Introduction: Colorectal cancer (CRC) is the third most diagnosed neoplasm in the world. Inflammatory bowel disease is an important cause of CRC with pathogenesis linked to chronic inflammation. Sepsis is a life-threatening disease that modify the host immune response. We aimed to study whether sepsis-surviving mice showed alterations of colorectal cancer initiation and tumor progression. Materials and methods: C57Bl6 male mice were submitted to cecal ligation and puncture (CLP) model, and after 15 days, sepsis-surviving mice and one control group received azoxymethane (AOM, 10 mg/kg, ip) and dextran sodium sulfate (DSS 2%, ad libitum, 3 cycles of 5 days) on days 20-25, 40-45, 60-65 post-CLP. Colitis and tumor development were evaluated by colonoscopy. Cytokines were quantified on days 0, 12, 52 and 65 by Milliplex and Treg cells on days 12 and 65 by flow cytometry. Two groups of C57 animals received cyclophosphamide (CYP) (100 mg/kg, ip), and two groups of animals expressing diphtheria toxin (DTX) receptor under regulation of Foxp3 received DTX (0.5 mg/animal, ip) before the AOM/DSS protocol. Another animal cohort was submitted to CLP after receiving AOM/DSS, as well as, two other groups were injected with murine CRC cells (MC38luc) 105 cells subcutaneously or 106 cells intra-splenically 15 days post-CLP. Results: Sepsis-surviving animals showed reduced colitis, besides lower incidence, number of tumors and tumor load than control animals.

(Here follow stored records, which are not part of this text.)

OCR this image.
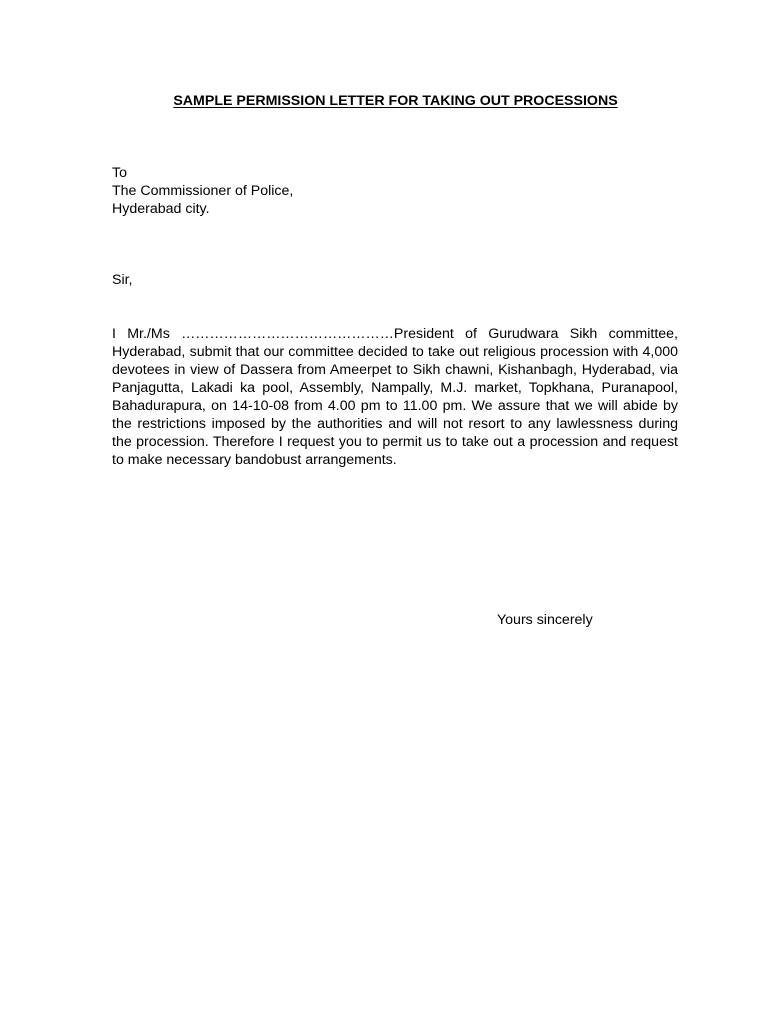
SAMPLE PERMISSION LETTER FOR TAKING OUT PROCESSIONS
To
The Commissioner of Police,
Hyderabad city.
Sir,

I Mr./Ms ………………………………………President of Gurudwara Sikh committee, Hyderabad, submit that our committee decided to take out religious procession with 4,000 devotees in view of Dassera from Ameerpet to Sikh chawni, Kishanbagh, Hyderabad, via Panjagutta, Lakadi ka pool, Assembly, Nampally, M.J. market, Topkhana, Puranapool, Bahadurapura, on 14-10-08 from 4.00 pm to 11.00 pm. We assure that we will abide by the restrictions imposed by the authorities and will not resort to any lawlessness during the procession. Therefore I request you to permit us to take out a procession and request to make necessary bandobust arrangements.

Yours sincerely
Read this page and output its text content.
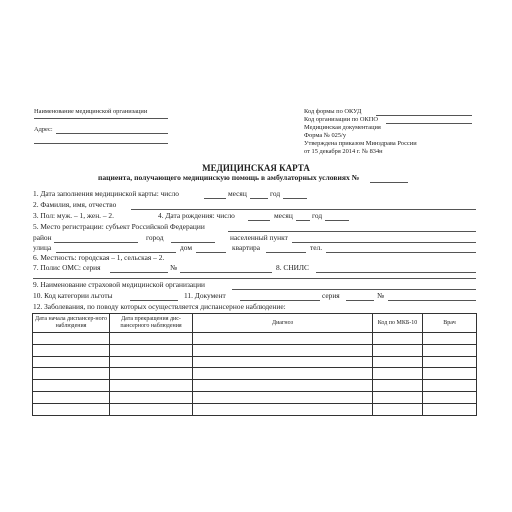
Наименование медицинской организации
Адрес:
Код формы по ОКУД
Код организации по ОКПО
Медицинская документация
Форма № 025/у
Утверждена приказом Минздрава России
от 15 декабря 2014 г. № 834н
МЕДИЦИНСКАЯ КАРТА
пациента, получающего медицинскую помощь в амбулаторных условиях №
1. Дата заполнения медицинской карты: число	месяц	год
2. Фамилия, имя, отчество
3. Пол: муж. – 1, жен. – 2.	4. Дата рождения: число	месяц	год
5. Место регистрации: субъект Российской Федерации
район	город	населенный пункт
улица	дом	квартира	тел.
6. Местность: городская – 1, сельская – 2.
7. Полис ОМС: серия	№	8. СНИЛС
9. Наименование страховой медицинской организации
10. Код категории льготы	11. Документ	серия	№
12. Заболевания, по поводу которых осуществляется диспансерное наблюдение:
Дата начала диспансер-ного наблюдения	Дата прекращения дис-пансерного наблюдения	Диагноз	Код по МКБ-10	Врач
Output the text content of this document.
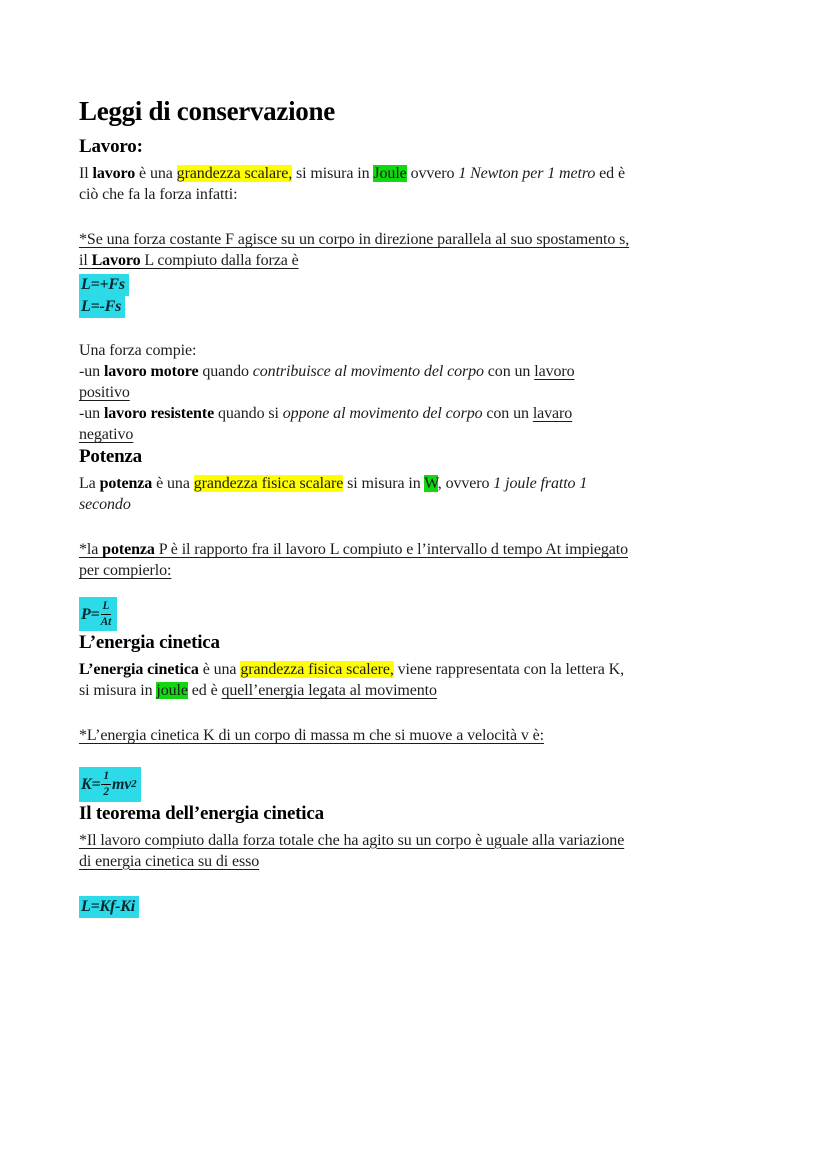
Leggi di conservazione
Lavoro:
Il lavoro è una grandezza scalare, si misura in Joule ovvero 1 Newton per 1 metro ed è
ciò che fa la forza infatti:
*Se una forza costante F agisce su un corpo in direzione parallela al suo spostamento s,
il Lavoro L compiuto dalla forza è
L=+Fs
L=-Fs
Una forza compie:
-un lavoro motore quando contribuisce al movimento del corpo con un lavoro
positivo
-un lavoro resistente quando si oppone al movimento del corpo con un lavaro
negativo
Potenza
La potenza è una grandezza fisica scalare si misura in W, ovvero 1 joule fratto 1
secondo
*la potenza P è il rapporto fra il lavoro L compiuto e l’intervallo d tempo At impiegato
per compierlo:
$P= \frac{L}{At}$
L’energia cinetica
L’energia cinetica è una grandezza fisica scalere, viene rappresentata con la lettera K,
si misura in joule ed è quell’energia legata al movimento
*L’energia cinetica K di un corpo di massa m che si muove a velocità v è:
$K= \frac{1}{2}$ mv 2
Il teorema dell’energia cinetica
*Il lavoro compiuto dalla forza totale che ha agito su un corpo è uguale alla variazione
di energia cinetica su di esso
L=Kf-Ki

Sepsis-surviving animals have lower production of IFN-γ in the colon on day 12, and of IL-1ß, TNF, IL-6, IL-17, KC and MIG on days 12 and 65, in addition to IL-33, TGF and GM-CSF on day 65 than control animals. In addition, post-sepsis mice had a higher amount of Treg on D15, however on days 12 and 65 a significant increase of these cells occurs in control animals compared to post-sepsis. Interestingly, post-sepsis animals receiving CYP and DTX developed colitis and tumors in a similar pattern as control animals. Conversely, post-sepsis mice previously submitted to OM/DSS showed an increase in tumor load 30 days after CLP when compared to controls. Furthermore, in the subcutaneous and intra-splenic model, it was observed increased tumor growth in post-sepsis animals when compared to the controls. Conclusions: Sepsis promotes inhibition of murine intestinal inflammation and colitis-associated CRC in a Treg dependent manner.